Crescere nella cura reciproca!
Dall'Intervento di Chiara Giaccardi a Immischiati Milano sul tema della sussidiarietà, che si esplicita concretamente nella CURA.
Ho vissuto la serata di Immischiati a Milano, del 25 febbraio 2025, come volontaria e mi ha particolarmente colpito l'intervento di Chiara Giaccardi (Professoressa di Sociologia dei processi culturali presso l'Università Cattolica di Milano) sul tema della SUSSIDIARIETÀ, che si interseca con quello della SOLIDARIETÀ e vede la sua dimensione concreta nella CURA, nel caso specifico il prendersi cura delle fragilità.
Vi riporto l'analisi etimologica della parola cura come è stata illustrata al pubblico in sala durante la serata, perché conoscere in profondità il significato di questa parola mi ha fatto riflettere sul mio ruolo di Presidente nel prendermi cura della nostra associazione.
Dal latino "Cor Urat" cura significa scalda il cuore e per scaldarsi bisogna starsi vicino, toccarsi.
Dall'etimologia sanscrita "Ku" significa vedere. E dalla prospettiva della cura si vedono cose che sarebbero invisibili e ancor di più si osservano persone che altrimenti sarebbero invisibili ai nostri occhi. L'invisibilità è l'anticamera della cultura dello scarto e, nel tempo, produce anche scarti umani.
Dall'etimologia greca "Epimeleia" significa tre cose: attenzione, sollecitudine e impegno. Per far uscire dall'invisibilità devo infatti prestare attenzione, concentrarmi su qualche cosa e meglio ancora su qualcuno. La sollecitudine è la dedizione rispetto ad un progetto verso il quale ho prestato attenzione. L'impegno infine è la dimensione politica della cura. Tre parole legate tra loro e che esprimono tre azioni concrete della cura che è un modo di stare nel mondo, di coinvolgersi e immischiarsi nel mondo!

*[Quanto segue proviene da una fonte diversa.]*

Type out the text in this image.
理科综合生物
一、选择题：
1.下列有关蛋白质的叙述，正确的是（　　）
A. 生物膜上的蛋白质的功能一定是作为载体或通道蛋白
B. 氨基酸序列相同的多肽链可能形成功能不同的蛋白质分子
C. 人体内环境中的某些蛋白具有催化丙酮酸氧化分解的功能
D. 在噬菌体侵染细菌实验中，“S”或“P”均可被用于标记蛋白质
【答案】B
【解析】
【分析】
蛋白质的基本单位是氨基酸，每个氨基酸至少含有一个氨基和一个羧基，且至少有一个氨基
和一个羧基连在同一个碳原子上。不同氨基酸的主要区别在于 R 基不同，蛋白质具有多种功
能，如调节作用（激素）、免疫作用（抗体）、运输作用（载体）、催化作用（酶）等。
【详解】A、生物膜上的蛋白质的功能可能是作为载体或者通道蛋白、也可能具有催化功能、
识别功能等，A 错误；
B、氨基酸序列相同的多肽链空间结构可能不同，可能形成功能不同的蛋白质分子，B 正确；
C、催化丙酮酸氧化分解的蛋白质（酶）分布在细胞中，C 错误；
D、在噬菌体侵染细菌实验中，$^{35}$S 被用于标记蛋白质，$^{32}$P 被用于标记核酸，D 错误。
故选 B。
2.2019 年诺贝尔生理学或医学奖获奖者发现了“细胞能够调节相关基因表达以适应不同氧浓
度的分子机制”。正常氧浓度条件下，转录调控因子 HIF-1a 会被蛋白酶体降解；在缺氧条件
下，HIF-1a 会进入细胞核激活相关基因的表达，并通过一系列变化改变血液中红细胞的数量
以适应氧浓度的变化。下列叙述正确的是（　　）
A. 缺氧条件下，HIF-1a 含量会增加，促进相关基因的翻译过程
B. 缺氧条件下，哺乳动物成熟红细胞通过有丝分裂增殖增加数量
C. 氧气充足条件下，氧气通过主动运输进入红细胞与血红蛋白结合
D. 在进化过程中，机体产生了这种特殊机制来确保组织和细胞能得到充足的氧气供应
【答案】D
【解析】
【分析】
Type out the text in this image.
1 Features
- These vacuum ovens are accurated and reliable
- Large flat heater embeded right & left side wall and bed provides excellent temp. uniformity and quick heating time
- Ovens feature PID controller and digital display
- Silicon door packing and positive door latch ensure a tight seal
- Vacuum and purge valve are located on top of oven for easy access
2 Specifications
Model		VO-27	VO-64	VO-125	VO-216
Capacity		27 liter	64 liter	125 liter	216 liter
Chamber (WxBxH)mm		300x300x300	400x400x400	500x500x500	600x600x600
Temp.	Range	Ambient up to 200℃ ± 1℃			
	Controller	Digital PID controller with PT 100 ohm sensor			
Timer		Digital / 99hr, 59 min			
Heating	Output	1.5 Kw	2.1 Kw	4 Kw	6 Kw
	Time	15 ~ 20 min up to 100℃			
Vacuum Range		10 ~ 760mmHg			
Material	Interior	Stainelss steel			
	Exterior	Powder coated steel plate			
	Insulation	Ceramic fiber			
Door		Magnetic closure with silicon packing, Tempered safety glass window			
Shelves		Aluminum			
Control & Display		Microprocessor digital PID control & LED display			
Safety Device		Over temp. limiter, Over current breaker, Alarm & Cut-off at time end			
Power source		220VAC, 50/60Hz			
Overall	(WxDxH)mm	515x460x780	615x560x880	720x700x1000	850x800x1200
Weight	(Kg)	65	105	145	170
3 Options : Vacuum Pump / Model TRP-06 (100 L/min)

L'altra dimensione concreta nel vivere la solidarietà, che deriva da solidum (intero, solido, un corpo sociale) sta nella libertà. Nella solidarietà la libertà non è prendere ma partecipare e portare una parte di noi per il bene comune. Si tratta di una libertà contributiva e creativa perché nessuno è così povero da non avere idee, da non poter donare qualcosa di sé.
Il caro Prof. Stefano Zamagni mi ha aiutato invece a far discernimento, a riscoprire il principio del dono e della reciprocità. Il dono che è relazione interpersonale, crea coesione sociale, fa sentire l'altro un fratello. La forma più alta della carità non è il dare, ma consentire al povero di DONARE! (anche solo un sorriso, una parola di conforto reciproco): io sento che spesso vivo l'associazione più come un "mezzo filantropico" di fare del bene - che come un luogo dove dialogo con i presidenti delle Afi locali - alcuni non ho ancora avuto modo di conoscerli personalmente e la cosa mi dispiace. La conoscenza è sicuramente la prima modalità per prendersi cura: per stare vicino, vedere, prestare attenzione, dedizione e impegno nei confronti di Afi.
Sempre il Prof. Zamagni dice che i membri di una "buona" associazione basano le relazioni sulla reciprocità: la reciprocità è un dare senza perdere e un prendere senza togliere. Senza logica del dono ognuno cerca di sfruttare i beni comuni e quelli relazionali a danno degli altri. E questo porta all'infelicità del singolo e della comunità. Solo la reciprocità fa fiorire le associazioni. Noi sentiamo questa reciprocità nella nostra associazione? In famiglia quando do qualcosa ai miei figli non sento di perdere qualcosa (non contabilizzo) e credo di avere lo stesso atteggiamento quando dono il mio tempo per Afi.
Infine, nel prenderci cura della nostra associazione dobbiamo trasformare le attività di Afi in un'opera: la differenza è sottile, ma l'attività è un'azione umana che trasforma l'oggetto, mentre l'opera non solo trasforma l'oggetto ma anche il soggetto che la compie. In poche parole l'opera fa fiorire.
Sono piccoli suggerimenti che do in primis a me stessa, ma sui quali chiedo a tutte le nostre Afi locali e ai nostri soci di riflettere: condividere questi valori ci aiuterà sicuramente a crescere nella cura reciproca!